On the buy-side in the Middle East, Manikis cites RCI’s partnerships with companies such as India’s Mahindra conglomerate as particularly successful in targeting non-resident Indians, as well as Arabian Falcon Holidays, which he credits with an effective sales presence for timeshare projects in Dubai as well as elsewhere in the region and overseas.

On the supply-side, Mainkis circles back to the earlier question pertaining to barriers to entry and development and brings up the regulatory environment (or lack of) for the sector in Dubai.

“Once you’ve got the legislation, once you’ve got the rules, for sure all the big players, Emaar, Damac, all these real estate players will want to come in and say, ‘you know what? It’s time to look at timeshare as an option’,” he says.

He points out: “All this supply is coming into the market, for which you have to find alternative products: fractional use, vacation ownership, condo hotels. I think in this market, every single concept within the hospitality industry will have a role to play. One size does not fit all. As the destination matures, products also need to diversify.”

Back in 2016, Mohannad Sharafuddin, chairman of Arabian Falcon Holidays, had expressed his hope during a press interview, that Dubai’s Timeshare Law, reportedly in the draft stage that year, would be passed by year end.

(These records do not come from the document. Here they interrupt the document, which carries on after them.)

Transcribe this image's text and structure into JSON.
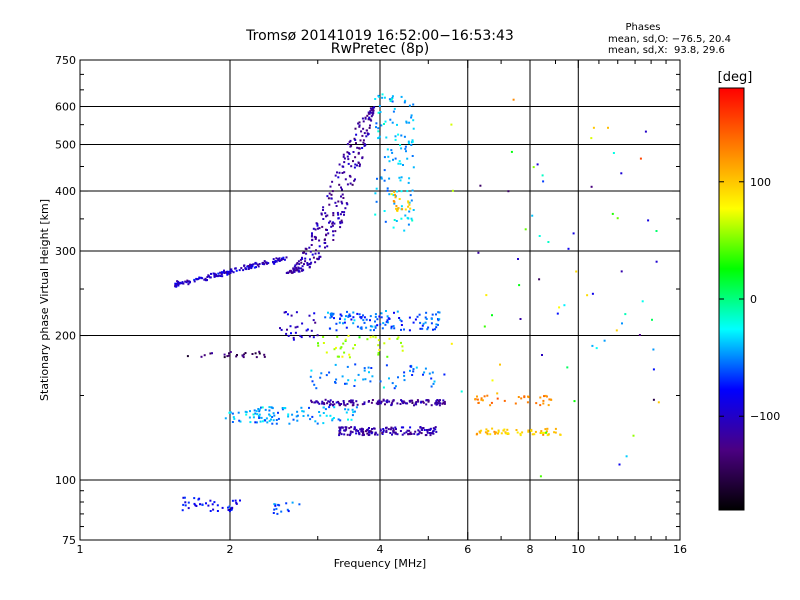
{
  "chart_data": {
    "type": "scatter",
    "title": "Tromsø 20141019 16:52:00−16:53:43",
    "subtitle": "RwPretec (8p)",
    "xlabel": "Frequency [MHz]",
    "ylabel": "Stationary phase Virtual Height [km]",
    "x_scale": "log",
    "y_scale": "log",
    "xlim": [
      1,
      16
    ],
    "ylim": [
      75,
      750
    ],
    "xticks": [
      1,
      2,
      4,
      6,
      8,
      10,
      16
    ],
    "yticks": [
      75,
      100,
      200,
      300,
      400,
      500,
      600,
      750
    ],
    "x_gridlines": [
      2,
      4,
      6,
      8,
      10
    ],
    "y_gridlines": [
      100,
      200,
      300,
      400,
      500,
      600
    ],
    "grid": true,
    "stats": {
      "heading": "Phases",
      "line_o": "mean, sd,O: −76.5, 20.4",
      "line_x": "mean, sd,X:  93.8, 29.6"
    },
    "colorbar": {
      "label": "[deg]",
      "range": [
        -180,
        180
      ],
      "ticks": [
        "100",
        "0",
        "−100"
      ],
      "tick_values": [
        100,
        0,
        -100
      ],
      "colors": [
        "#000000",
        "#4b0082",
        "#0000ff",
        "#00ffff",
        "#00ff00",
        "#ffff00",
        "#ff8000",
        "#ff0000"
      ]
    },
    "clusters": [
      {
        "f": [
          1.55,
          2.6
        ],
        "h": [
          255,
          290
        ],
        "phase": -100,
        "n": 150,
        "trend": "rising"
      },
      {
        "f": [
          2.6,
          3.9
        ],
        "h": [
          270,
          600
        ],
        "phase": -115,
        "n": 280,
        "trend": "curve"
      },
      {
        "f": [
          3.9,
          4.7
        ],
        "h": [
          330,
          640
        ],
        "phase": -40,
        "n": 120
      },
      {
        "f": [
          4.2,
          4.6
        ],
        "h": [
          360,
          400
        ],
        "phase": 100,
        "n": 20
      },
      {
        "f": [
          2.5,
          3.0
        ],
        "h": [
          195,
          225
        ],
        "phase": -100,
        "n": 30
      },
      {
        "f": [
          3.1,
          5.3
        ],
        "h": [
          205,
          225
        ],
        "phase": -60,
        "n": 120
      },
      {
        "f": [
          3.0,
          4.5
        ],
        "h": [
          180,
          200
        ],
        "phase": 60,
        "n": 40
      },
      {
        "f": [
          1.6,
          2.4
        ],
        "h": [
          180,
          185
        ],
        "phase": -140,
        "n": 25
      },
      {
        "f": [
          2.9,
          5.5
        ],
        "h": [
          155,
          175
        ],
        "phase": -50,
        "n": 60
      },
      {
        "f": [
          2.9,
          5.4
        ],
        "h": [
          143,
          147
        ],
        "phase": -115,
        "n": 130
      },
      {
        "f": [
          6.2,
          9.0
        ],
        "h": [
          143,
          150
        ],
        "phase": 130,
        "n": 35
      },
      {
        "f": [
          1.95,
          3.6
        ],
        "h": [
          131,
          142
        ],
        "phase": -45,
        "n": 110
      },
      {
        "f": [
          3.3,
          5.2
        ],
        "h": [
          124,
          129
        ],
        "phase": -110,
        "n": 150
      },
      {
        "f": [
          6.2,
          9.3
        ],
        "h": [
          124,
          128
        ],
        "phase": 100,
        "n": 60
      },
      {
        "f": [
          1.6,
          2.1
        ],
        "h": [
          86,
          92
        ],
        "phase": -80,
        "n": 40
      },
      {
        "f": [
          2.4,
          2.8
        ],
        "h": [
          85,
          90
        ],
        "phase": -60,
        "n": 15
      },
      {
        "f": [
          5.5,
          15.0
        ],
        "h": [
          100,
          620
        ],
        "phase": 0,
        "n": 70,
        "spread": true
      }
    ]
  }
}
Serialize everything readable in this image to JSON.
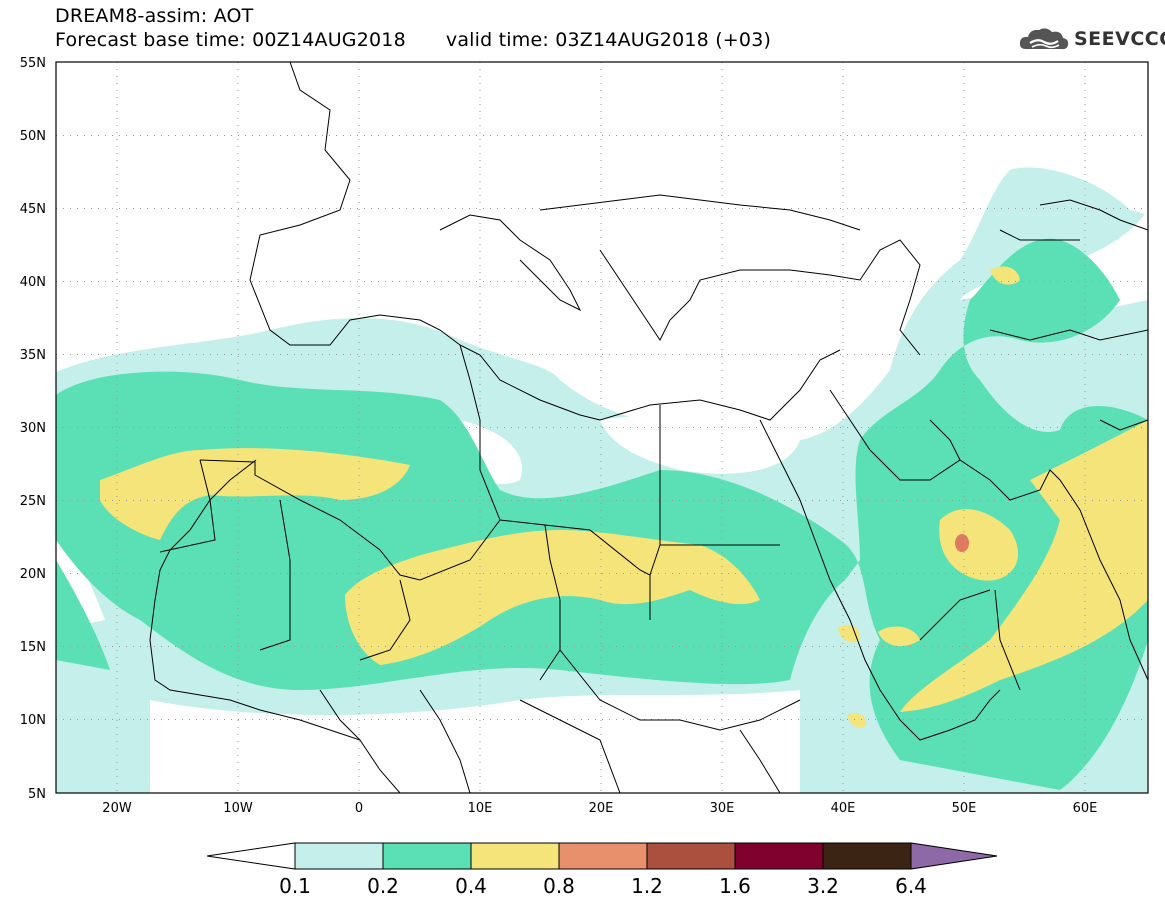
{
  "header": {
    "title": "DREAM8-assim: AOT",
    "forecast_base": "Forecast base time: 00Z14AUG2018",
    "valid_time": "valid time: 03Z14AUG2018 (+03)"
  },
  "logo": {
    "text": "SEEVCCC",
    "icon": "cloud-logo-icon"
  },
  "axes": {
    "lat_labels": [
      "55N",
      "50N",
      "45N",
      "40N",
      "35N",
      "30N",
      "25N",
      "20N",
      "15N",
      "10N",
      "5N"
    ],
    "lon_labels": [
      "20W",
      "10W",
      "0",
      "10E",
      "20E",
      "30E",
      "40E",
      "50E",
      "60E"
    ]
  },
  "colorbar": {
    "labels": [
      "0.1",
      "0.2",
      "0.4",
      "0.8",
      "1.2",
      "1.6",
      "3.2",
      "6.4"
    ],
    "colors": [
      "#ffffff",
      "#c4efea",
      "#5ae0b4",
      "#f5e479",
      "#e8906b",
      "#ab4f3e",
      "#80002e",
      "#3c2414",
      "#8e69a8"
    ]
  }
}
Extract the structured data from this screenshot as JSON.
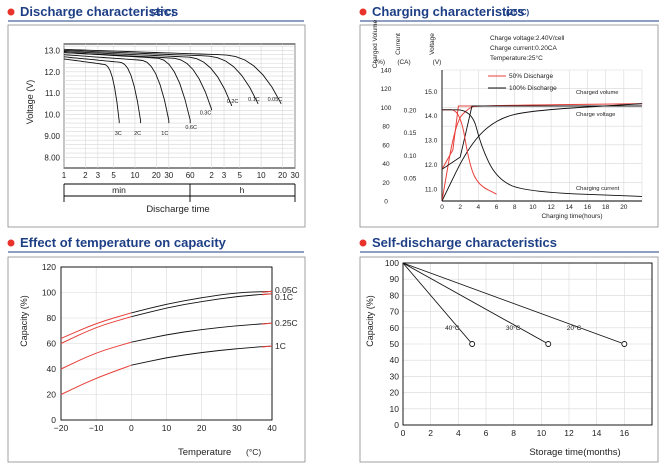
{
  "colors": {
    "accent": "#e8322a",
    "title": "#1e3f86",
    "series_red": "#e8403a",
    "series_black": "#111111"
  },
  "chart_data": [
    {
      "type": "line",
      "title": "Discharge characteristics",
      "title_temp": "(25°C)",
      "ylabel": "Voltage (V)",
      "xlabel": "Discharge time",
      "ylim": [
        7.5,
        13.3
      ],
      "yticks": [
        "13.0",
        "12.0",
        "11.0",
        "10.0",
        "9.00",
        "8.00"
      ],
      "ytick_values": [
        13.0,
        12.0,
        11.0,
        10.0,
        9.0,
        8.0
      ],
      "xticks": [
        "1",
        "2",
        "3",
        "5",
        "10",
        "20",
        "30",
        "60",
        "2",
        "3",
        "5",
        "10",
        "20",
        "30"
      ],
      "xunits": {
        "min": "min",
        "h": "h"
      },
      "series": [
        {
          "name": "3C",
          "end_min": 6,
          "cutoff": 9.6,
          "start": 12.6
        },
        {
          "name": "2C",
          "end_min": 12,
          "cutoff": 9.6,
          "start": 12.7
        },
        {
          "name": "1C",
          "end_min": 30,
          "cutoff": 9.6,
          "start": 12.8
        },
        {
          "name": "0.6C",
          "end_min": 60,
          "cutoff": 9.6,
          "start": 12.9
        },
        {
          "name": "0.3C",
          "end_min": 120,
          "cutoff": 10.2,
          "start": 12.9
        },
        {
          "name": "0.2C",
          "end_min": 230,
          "cutoff": 10.4,
          "start": 12.95
        },
        {
          "name": "0.1C",
          "end_min": 540,
          "cutoff": 10.5,
          "start": 13.0
        },
        {
          "name": "0.05C",
          "end_min": 1140,
          "cutoff": 10.5,
          "start": 13.05
        }
      ]
    },
    {
      "type": "line",
      "title": "Charging characteristics",
      "title_temp": "(25°C)",
      "axis_headers": {
        "charged_volume": "Charged Volume",
        "current": "Current",
        "voltage": "Voltage"
      },
      "axis_units": {
        "charged_volume": "(%)",
        "current": "(CA)",
        "voltage": "(V)"
      },
      "conditions": [
        "Charge voltage:2.40V/cell",
        "Charge current:0.20CA",
        "Temperature:25°C"
      ],
      "legend": [
        "50% Discharge",
        "100% Discharge"
      ],
      "labels": {
        "volume": "Charged volume",
        "voltage": "Charge voltage",
        "current": "Charging current"
      },
      "xlabel": "Charging time(hours)",
      "x_ticks": [
        0,
        2,
        4,
        6,
        8,
        10,
        12,
        14,
        16,
        18,
        20
      ],
      "volume_ticks": [
        0,
        20,
        40,
        60,
        80,
        100,
        120,
        140
      ],
      "current_ticks": [
        "0.20",
        "0.15",
        "0.10",
        "0.05"
      ],
      "voltage_ticks": [
        "15.0",
        "14.0",
        "13.0",
        "12.0",
        "11.0"
      ],
      "volume_50": [
        [
          0,
          0
        ],
        [
          1.5,
          85
        ],
        [
          3,
          100
        ],
        [
          4,
          102
        ],
        [
          22,
          104
        ]
      ],
      "volume_100": [
        [
          0,
          0
        ],
        [
          3,
          60
        ],
        [
          6,
          88
        ],
        [
          10,
          97
        ],
        [
          22,
          104
        ]
      ],
      "voltage_50": [
        [
          0,
          11.8
        ],
        [
          1.2,
          12.6
        ],
        [
          1.8,
          14.4
        ],
        [
          22,
          14.4
        ]
      ],
      "voltage_100": [
        [
          0,
          11.8
        ],
        [
          2,
          12.3
        ],
        [
          3.3,
          14.4
        ],
        [
          22,
          14.4
        ]
      ],
      "current_50": [
        [
          0,
          0.2
        ],
        [
          2,
          0.2
        ],
        [
          3,
          0.08
        ],
        [
          4,
          0.035
        ],
        [
          6,
          0.015
        ]
      ],
      "current_100": [
        [
          0,
          0.2
        ],
        [
          3.3,
          0.2
        ],
        [
          4.3,
          0.12
        ],
        [
          6,
          0.05
        ],
        [
          9,
          0.02
        ],
        [
          22,
          0.01
        ]
      ]
    },
    {
      "type": "line",
      "title": "Effect of temperature on capacity",
      "ylabel": "Capacity (%)",
      "xlabel": "Temperature",
      "xlabel_unit": "(°C)",
      "xlim": [
        -20,
        40
      ],
      "ylim": [
        0,
        120
      ],
      "xticks": [
        "−20",
        "−10",
        "0",
        "10",
        "20",
        "30",
        "40"
      ],
      "yticks": [
        "0",
        "20",
        "40",
        "60",
        "80",
        "100",
        "120"
      ],
      "series": [
        {
          "name": "0.05C",
          "values": [
            [
              -20,
              64
            ],
            [
              -10,
              76
            ],
            [
              0,
              84
            ],
            [
              10,
              91
            ],
            [
              20,
              96
            ],
            [
              30,
              100
            ],
            [
              40,
              101
            ]
          ]
        },
        {
          "name": "0.1C",
          "values": [
            [
              -20,
              60
            ],
            [
              -10,
              73
            ],
            [
              0,
              81
            ],
            [
              10,
              88
            ],
            [
              20,
              93
            ],
            [
              30,
              97
            ],
            [
              40,
              99
            ]
          ]
        },
        {
          "name": "0.25C",
          "values": [
            [
              -20,
              40
            ],
            [
              -10,
              53
            ],
            [
              0,
              61
            ],
            [
              10,
              67
            ],
            [
              20,
              71
            ],
            [
              30,
              74
            ],
            [
              40,
              76
            ]
          ]
        },
        {
          "name": "1C",
          "values": [
            [
              -20,
              20
            ],
            [
              -10,
              33
            ],
            [
              0,
              43
            ],
            [
              10,
              49
            ],
            [
              20,
              53
            ],
            [
              30,
              56
            ],
            [
              40,
              58
            ]
          ]
        }
      ]
    },
    {
      "type": "line",
      "title": "Self-discharge characteristics",
      "ylabel": "Capacity (%)",
      "xlabel": "Storage time(months)",
      "xlim": [
        0,
        18
      ],
      "ylim": [
        0,
        100
      ],
      "xticks": [
        "0",
        "2",
        "4",
        "6",
        "8",
        "10",
        "12",
        "14",
        "16"
      ],
      "yticks": [
        "0",
        "10",
        "20",
        "30",
        "40",
        "50",
        "60",
        "70",
        "80",
        "90",
        "100"
      ],
      "series": [
        {
          "name": "40°C",
          "values": [
            [
              0,
              100
            ],
            [
              5,
              50
            ]
          ]
        },
        {
          "name": "30°C",
          "values": [
            [
              0,
              100
            ],
            [
              10.5,
              50
            ]
          ]
        },
        {
          "name": "20°C",
          "values": [
            [
              0,
              100
            ],
            [
              16,
              50
            ]
          ]
        }
      ]
    }
  ]
}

When pressed regarding his outlook about the law, which still has not materialised nearly two years later, Manikis says: “My feeling is, they have to do it sooner rather than later.  I think the market will push the authorities to actually regulate this business or introduce a legislation that protects the consumer, the seller, the developer, because the market needs this product.”

While he thinks the regulatory infrastructure is necessary to protect all stakeholders involved, it is Manikis’ opinion that the free market should still reign.

“Legislation can make or break an industry. Where we come from, as RCI and as Wyndham, is to introduce the right legislation so you can allow the market to grow. Create frameworks to protect the consumer and protect the developer but at the same time, allow the business to take care of itself,” he asserts.

“We believe that the government has a lot of vision; look at what they’ve done with branded residences, with mid-market hotels, it’s just getting to that vision sooner rather than later,” Manikis says, adding: “It’s going to happen; that’s no question. The question is: when exactly?”

Meantime, he says, RCI and Wyndham remain very much committed to Dubai and the UAE as a destination.

“It’s about planting the seeds in order for us to harvest when the right time comes. As a business, you have to be there early and commit from day one.”